Cela explique que des convergences, inconcevables hier, voient maintenant le jour un peu partout en Europe : l’extrême gauche, qu’elle soit léniniste ou pas, s’allie indirectement à l’ennemi héréditaire, la droite dure, néolibérale ou pas. En Suisse également, les partis des deux extrêmes, bien que ce dernier mot ne prenne pas le même sens que dans d’autres pays, se rejoignent. L’opposition partisane que l’on se représentait jadis comme deux parallèles, ne pouvant en aucun cas se recouper, s’est révélée être soumise à la perspective : si l’on voit dans la mondialisation le point de fuite, le voile qui rendait inintelligible l’alliance honteuse s’envole. Machiavel relatait déjà comment la peur faisait taire les antagonismes.

Aujourd’hui en Suisse, comme hier en France ou avant-hier en Pologne, les partis de gauche – et droite – se divisent, les extrêmes confluent.
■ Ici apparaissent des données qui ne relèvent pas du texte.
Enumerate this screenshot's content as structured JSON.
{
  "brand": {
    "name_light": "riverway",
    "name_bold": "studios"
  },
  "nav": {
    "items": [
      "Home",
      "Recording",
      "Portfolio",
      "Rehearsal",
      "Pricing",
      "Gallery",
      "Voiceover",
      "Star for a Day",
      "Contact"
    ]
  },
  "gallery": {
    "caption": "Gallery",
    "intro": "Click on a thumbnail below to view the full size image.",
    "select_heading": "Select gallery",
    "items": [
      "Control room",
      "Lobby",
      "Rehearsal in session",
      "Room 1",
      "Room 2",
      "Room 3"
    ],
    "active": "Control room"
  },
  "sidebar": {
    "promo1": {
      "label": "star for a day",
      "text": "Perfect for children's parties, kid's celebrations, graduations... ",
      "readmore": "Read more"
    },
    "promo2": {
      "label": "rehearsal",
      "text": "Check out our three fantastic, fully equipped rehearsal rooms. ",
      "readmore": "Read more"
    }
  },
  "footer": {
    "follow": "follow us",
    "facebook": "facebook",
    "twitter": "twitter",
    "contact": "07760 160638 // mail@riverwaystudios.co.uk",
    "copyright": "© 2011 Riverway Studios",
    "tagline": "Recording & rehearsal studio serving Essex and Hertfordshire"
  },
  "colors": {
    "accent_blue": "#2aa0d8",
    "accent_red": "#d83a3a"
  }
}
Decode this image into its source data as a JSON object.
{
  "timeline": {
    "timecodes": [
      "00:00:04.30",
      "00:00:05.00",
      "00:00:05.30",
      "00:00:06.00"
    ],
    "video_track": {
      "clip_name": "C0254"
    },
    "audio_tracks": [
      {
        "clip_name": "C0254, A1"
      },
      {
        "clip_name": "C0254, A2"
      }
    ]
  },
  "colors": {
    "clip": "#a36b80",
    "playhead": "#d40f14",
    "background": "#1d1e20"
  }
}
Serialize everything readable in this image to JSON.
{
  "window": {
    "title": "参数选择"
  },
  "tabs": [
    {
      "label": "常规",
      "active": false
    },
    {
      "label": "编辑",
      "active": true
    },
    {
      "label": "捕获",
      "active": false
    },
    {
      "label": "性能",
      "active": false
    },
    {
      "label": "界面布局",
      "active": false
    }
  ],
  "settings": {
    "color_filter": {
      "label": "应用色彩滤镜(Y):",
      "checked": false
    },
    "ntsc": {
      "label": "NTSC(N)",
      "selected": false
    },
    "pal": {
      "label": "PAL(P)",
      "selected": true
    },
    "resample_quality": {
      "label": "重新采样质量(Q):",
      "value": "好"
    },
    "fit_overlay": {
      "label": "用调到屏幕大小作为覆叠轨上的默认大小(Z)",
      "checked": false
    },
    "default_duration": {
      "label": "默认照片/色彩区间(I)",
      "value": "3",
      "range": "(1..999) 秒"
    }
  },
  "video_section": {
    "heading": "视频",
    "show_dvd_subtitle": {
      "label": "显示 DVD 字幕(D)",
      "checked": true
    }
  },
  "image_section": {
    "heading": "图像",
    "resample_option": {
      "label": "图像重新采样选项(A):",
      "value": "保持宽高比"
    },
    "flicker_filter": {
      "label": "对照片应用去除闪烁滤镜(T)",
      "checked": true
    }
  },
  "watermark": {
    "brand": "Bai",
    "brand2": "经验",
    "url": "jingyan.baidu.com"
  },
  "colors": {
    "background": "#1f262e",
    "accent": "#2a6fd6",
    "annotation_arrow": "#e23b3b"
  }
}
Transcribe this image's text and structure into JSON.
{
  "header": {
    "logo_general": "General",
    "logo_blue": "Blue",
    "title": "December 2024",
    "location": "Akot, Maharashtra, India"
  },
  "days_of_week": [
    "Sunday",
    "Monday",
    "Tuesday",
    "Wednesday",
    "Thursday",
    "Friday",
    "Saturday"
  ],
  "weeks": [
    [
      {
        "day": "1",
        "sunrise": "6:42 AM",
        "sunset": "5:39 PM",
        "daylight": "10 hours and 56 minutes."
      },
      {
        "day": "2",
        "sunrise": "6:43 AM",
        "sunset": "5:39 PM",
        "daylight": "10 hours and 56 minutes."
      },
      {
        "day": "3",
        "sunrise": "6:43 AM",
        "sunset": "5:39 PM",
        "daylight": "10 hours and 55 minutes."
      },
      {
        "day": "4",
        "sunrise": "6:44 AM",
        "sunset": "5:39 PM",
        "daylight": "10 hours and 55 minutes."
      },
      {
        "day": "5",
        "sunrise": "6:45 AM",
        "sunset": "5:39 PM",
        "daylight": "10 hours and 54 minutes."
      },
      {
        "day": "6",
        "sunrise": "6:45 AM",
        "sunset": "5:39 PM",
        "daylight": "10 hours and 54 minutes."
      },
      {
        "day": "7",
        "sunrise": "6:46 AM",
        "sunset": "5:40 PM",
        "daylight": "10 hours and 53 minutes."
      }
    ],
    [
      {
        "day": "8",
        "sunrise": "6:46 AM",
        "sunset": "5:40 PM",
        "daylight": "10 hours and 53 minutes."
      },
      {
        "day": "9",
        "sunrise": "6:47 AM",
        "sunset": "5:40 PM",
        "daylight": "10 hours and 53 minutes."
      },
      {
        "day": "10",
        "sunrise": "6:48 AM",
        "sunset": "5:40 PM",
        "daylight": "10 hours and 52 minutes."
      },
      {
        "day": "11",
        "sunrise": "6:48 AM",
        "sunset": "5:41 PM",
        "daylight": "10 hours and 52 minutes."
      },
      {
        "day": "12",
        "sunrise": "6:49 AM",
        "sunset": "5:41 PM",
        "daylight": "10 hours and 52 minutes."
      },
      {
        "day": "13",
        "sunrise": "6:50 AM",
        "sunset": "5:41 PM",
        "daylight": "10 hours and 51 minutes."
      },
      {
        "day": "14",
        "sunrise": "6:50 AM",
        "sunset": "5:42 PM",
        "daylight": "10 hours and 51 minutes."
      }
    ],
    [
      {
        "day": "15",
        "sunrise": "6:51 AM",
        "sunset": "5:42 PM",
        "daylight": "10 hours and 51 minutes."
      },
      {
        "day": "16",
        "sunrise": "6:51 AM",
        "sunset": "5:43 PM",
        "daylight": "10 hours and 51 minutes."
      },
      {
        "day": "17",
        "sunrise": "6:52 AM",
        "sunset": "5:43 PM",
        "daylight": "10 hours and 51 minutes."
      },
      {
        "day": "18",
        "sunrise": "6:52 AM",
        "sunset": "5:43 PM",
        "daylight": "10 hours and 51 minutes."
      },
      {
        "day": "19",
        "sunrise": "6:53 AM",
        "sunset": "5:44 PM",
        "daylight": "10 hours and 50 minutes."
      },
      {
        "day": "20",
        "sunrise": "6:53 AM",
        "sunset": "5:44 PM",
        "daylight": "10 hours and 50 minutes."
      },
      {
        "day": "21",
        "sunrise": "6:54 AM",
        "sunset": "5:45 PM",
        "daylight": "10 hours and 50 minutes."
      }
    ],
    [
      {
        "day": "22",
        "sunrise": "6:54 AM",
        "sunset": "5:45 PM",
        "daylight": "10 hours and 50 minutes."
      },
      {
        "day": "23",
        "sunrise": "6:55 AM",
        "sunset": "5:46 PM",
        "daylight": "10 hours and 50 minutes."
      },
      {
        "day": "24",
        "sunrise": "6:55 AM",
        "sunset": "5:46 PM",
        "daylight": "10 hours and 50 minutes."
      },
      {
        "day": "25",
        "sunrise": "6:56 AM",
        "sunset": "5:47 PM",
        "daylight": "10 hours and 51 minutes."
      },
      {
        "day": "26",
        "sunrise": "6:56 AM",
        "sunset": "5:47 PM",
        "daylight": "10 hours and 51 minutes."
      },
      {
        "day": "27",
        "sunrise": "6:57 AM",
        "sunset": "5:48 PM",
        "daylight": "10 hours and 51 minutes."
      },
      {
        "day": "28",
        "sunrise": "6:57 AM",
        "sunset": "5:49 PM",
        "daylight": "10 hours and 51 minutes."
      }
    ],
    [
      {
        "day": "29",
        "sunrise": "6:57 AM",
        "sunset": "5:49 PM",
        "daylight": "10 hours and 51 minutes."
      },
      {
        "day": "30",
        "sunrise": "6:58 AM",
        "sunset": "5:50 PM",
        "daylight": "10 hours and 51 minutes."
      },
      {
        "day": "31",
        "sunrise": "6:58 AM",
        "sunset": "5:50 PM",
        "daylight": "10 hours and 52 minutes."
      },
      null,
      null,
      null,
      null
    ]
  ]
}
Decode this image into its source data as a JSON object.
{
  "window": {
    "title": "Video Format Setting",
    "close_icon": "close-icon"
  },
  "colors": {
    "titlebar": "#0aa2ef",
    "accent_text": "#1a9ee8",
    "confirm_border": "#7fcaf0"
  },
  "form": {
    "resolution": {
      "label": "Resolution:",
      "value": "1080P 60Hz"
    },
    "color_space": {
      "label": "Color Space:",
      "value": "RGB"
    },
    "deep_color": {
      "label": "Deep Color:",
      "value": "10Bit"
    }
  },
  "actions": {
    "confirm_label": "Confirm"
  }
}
A défaut d’épouser la doctrine stricte néolibérale ou néomarxiste, les citoyens européens sont séduits par des spectres démagogues, inspirés par des prédécesseurs qu’ils n’ont bientôt connus – pour la presque totalité d’entre eux – que dans les livres d’histoires. Ce danger du populisme, de la simplification à outrance du discours politique, semble appartenir à un monde révolu.

A défaut de réponse énergique et rapide, la création d’une identité européenne, voeux cher à Bruxelles, risque de rester lettre morte. Pire, on peut penser que le plombier polonais, cauchemar de l’Europe industrielle et post-industrielle, continuera à figurer en bonne place dans les discours populistes. La Suisse est, jusqu’au 25 septembre 2005, le centre de toutes les attentions de la Commission européenne. Et l’UE ne veut pas, cette fois-ci, pêcher par excès de zèle : l’omerta est la consigne depuis la déclaration de la commissaire européenne Benita Ferrero-Waldner, qui prit de court les responsables politiques helvétiques. Alors qu’ils s’escrimaient à convaincre leurs citoyens que Bruxelles était de nature consensuelle, et donc compatible avec les valeurs suisses, la commissaire lança un pavé dans la mare en affirmant qu’un éventuel refus suisse serait contraire au droit communautaire ; rien ne pouvait plus être reçu comme un chantage par la population helvétique.

Si au niveau du débat démocratique, on remarque de nombreux points de convergence entre le TECE et l’extension des bilatérales Suisse-UE, les conséquences d’un échec ont également quelques similarités. Renforcement du sentiment anti-européen, désillusion pour ceux qui croient ouvrir la voie à une renégociation immédiate, mais surtout, imagination en panne. Les questions agitant l’Europe sont transversales, transpartisanes et transnationales : qui mieux que l’UE est outillée pour faire face aux défis d’aujourd’hui ? Elle doit résolument apprendre à se vendre, à faire sa publicité au sein de ses citoyens. Mais qu’on ne s’y trompe pas : il n’y a pas de plan B, l’UE est le passage obligatoire. Elle peut s’interposer entre la mondialisation et sa population, telle une douane à une frontière entre deux nations. A l’UE de faire comprendre que sans elle, les chocs ne seront que plus rude pour les habitants du petit continent européen.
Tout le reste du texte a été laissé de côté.